Biomass-Based Carbon Nanofibers Modified with Polyaniline for Supercapacitor Applications

Abstract

The combination of biomass and functional polymers has always been an urgent challenge for the field of renewable energy storage materials. In this work, polyaniline-modified lignin is synthesized by in situ oxidation polymerization using lignin with different physical and chemical properties as a precursor raw material. The results imply that the physical and chemical properties of lignin significantly affect the degree and distribution of polyaniline polymerization, thus seriously affecting the conversion of lignin macromolecules and polyaniline segments during electrospinning and heat treatment. The obtained polyaniline-/biomass-based carbon nanofibers (CNFs) exhibit an excellent capacitance of 420 F/g at 1.0 A/g.
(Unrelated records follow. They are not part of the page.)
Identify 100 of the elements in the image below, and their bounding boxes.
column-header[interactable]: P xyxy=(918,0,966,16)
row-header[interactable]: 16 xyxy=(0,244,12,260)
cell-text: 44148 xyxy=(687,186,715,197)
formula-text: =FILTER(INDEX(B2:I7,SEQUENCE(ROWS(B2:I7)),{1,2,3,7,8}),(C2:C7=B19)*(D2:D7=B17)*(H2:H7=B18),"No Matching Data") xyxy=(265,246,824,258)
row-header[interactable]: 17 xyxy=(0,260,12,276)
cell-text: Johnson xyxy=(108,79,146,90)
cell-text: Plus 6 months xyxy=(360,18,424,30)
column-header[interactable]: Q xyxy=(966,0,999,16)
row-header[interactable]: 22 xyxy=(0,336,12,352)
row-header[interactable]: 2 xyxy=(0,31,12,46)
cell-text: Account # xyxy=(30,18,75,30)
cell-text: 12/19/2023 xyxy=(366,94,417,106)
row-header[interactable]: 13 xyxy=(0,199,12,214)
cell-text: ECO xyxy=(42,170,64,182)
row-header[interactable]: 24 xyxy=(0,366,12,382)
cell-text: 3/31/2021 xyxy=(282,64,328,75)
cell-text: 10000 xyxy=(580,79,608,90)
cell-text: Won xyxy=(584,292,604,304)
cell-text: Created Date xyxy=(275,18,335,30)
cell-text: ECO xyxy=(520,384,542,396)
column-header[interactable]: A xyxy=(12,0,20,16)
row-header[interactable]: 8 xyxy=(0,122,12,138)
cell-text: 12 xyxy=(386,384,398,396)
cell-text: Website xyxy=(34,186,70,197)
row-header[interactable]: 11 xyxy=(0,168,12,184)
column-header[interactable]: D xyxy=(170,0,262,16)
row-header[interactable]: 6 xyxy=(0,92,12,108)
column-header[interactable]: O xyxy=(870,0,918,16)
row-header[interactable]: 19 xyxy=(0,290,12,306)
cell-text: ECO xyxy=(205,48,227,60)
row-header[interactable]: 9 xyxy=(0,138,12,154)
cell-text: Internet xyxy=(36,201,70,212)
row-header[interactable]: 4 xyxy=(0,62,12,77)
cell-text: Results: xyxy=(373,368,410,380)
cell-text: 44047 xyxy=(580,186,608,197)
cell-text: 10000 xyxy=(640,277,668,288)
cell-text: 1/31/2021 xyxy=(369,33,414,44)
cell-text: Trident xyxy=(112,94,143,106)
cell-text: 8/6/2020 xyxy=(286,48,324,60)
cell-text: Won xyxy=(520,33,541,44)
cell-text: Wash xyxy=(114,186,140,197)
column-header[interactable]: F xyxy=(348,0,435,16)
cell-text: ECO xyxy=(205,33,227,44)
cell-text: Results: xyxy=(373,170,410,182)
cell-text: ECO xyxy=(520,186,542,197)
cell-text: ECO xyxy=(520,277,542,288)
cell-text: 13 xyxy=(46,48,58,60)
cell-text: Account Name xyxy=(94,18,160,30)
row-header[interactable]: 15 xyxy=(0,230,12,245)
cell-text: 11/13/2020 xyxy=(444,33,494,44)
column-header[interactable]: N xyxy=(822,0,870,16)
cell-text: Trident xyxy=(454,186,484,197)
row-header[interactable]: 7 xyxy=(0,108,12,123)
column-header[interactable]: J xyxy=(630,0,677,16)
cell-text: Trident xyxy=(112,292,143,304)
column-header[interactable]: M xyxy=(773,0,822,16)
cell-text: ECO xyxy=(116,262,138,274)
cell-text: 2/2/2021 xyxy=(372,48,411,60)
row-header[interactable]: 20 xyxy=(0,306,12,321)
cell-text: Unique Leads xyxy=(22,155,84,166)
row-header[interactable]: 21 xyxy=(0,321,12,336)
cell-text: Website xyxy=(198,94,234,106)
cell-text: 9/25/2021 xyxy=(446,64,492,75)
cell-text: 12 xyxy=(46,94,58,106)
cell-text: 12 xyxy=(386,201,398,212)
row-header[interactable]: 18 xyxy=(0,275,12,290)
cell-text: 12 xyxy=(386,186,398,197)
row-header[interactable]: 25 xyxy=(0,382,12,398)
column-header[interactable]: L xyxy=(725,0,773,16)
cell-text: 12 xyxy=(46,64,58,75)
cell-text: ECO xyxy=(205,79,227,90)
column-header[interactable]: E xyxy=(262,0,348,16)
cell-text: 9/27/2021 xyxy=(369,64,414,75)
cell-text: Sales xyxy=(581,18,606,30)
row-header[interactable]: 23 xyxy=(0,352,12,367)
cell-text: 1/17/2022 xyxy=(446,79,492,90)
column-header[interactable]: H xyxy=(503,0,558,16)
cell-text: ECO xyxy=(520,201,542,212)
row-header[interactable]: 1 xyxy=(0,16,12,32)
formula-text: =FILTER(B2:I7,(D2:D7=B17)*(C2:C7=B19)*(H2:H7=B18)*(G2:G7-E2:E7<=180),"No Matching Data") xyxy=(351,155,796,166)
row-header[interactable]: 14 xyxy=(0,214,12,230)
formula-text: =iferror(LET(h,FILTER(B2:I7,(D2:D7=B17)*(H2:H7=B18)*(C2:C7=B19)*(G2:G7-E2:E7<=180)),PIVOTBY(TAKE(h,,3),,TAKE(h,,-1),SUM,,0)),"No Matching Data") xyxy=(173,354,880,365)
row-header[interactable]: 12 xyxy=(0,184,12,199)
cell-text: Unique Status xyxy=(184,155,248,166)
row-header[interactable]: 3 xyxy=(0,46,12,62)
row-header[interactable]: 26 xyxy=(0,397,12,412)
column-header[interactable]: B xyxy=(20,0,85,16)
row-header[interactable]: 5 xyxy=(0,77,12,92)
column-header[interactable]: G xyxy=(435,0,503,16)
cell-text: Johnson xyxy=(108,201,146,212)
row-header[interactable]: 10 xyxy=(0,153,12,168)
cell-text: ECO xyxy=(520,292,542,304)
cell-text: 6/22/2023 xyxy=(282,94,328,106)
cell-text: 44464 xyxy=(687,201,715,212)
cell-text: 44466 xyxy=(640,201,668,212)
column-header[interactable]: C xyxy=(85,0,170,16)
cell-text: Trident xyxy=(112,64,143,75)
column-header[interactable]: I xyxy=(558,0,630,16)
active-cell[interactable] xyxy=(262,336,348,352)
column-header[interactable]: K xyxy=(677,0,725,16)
Furthermore, the fabricated asymmetric supercapacitor delivers a high energy density of 29.4 W h/kg at a power density of 8 kW/kg in 1 M Na2SO4 with a good cycling stability (98.2% capacitance retention after 10,000 cycle numbers). In addition, biomass-based CNFs exhibit excellent flame retardant properties and fast thermal sensing properties (about 1.5 s). This work proposes the response relationship between chemical structure and chemical modification for the process of high-value utilization of lignin, which has important reference value for the development of high-quality biomass-based materials in supercapacitors.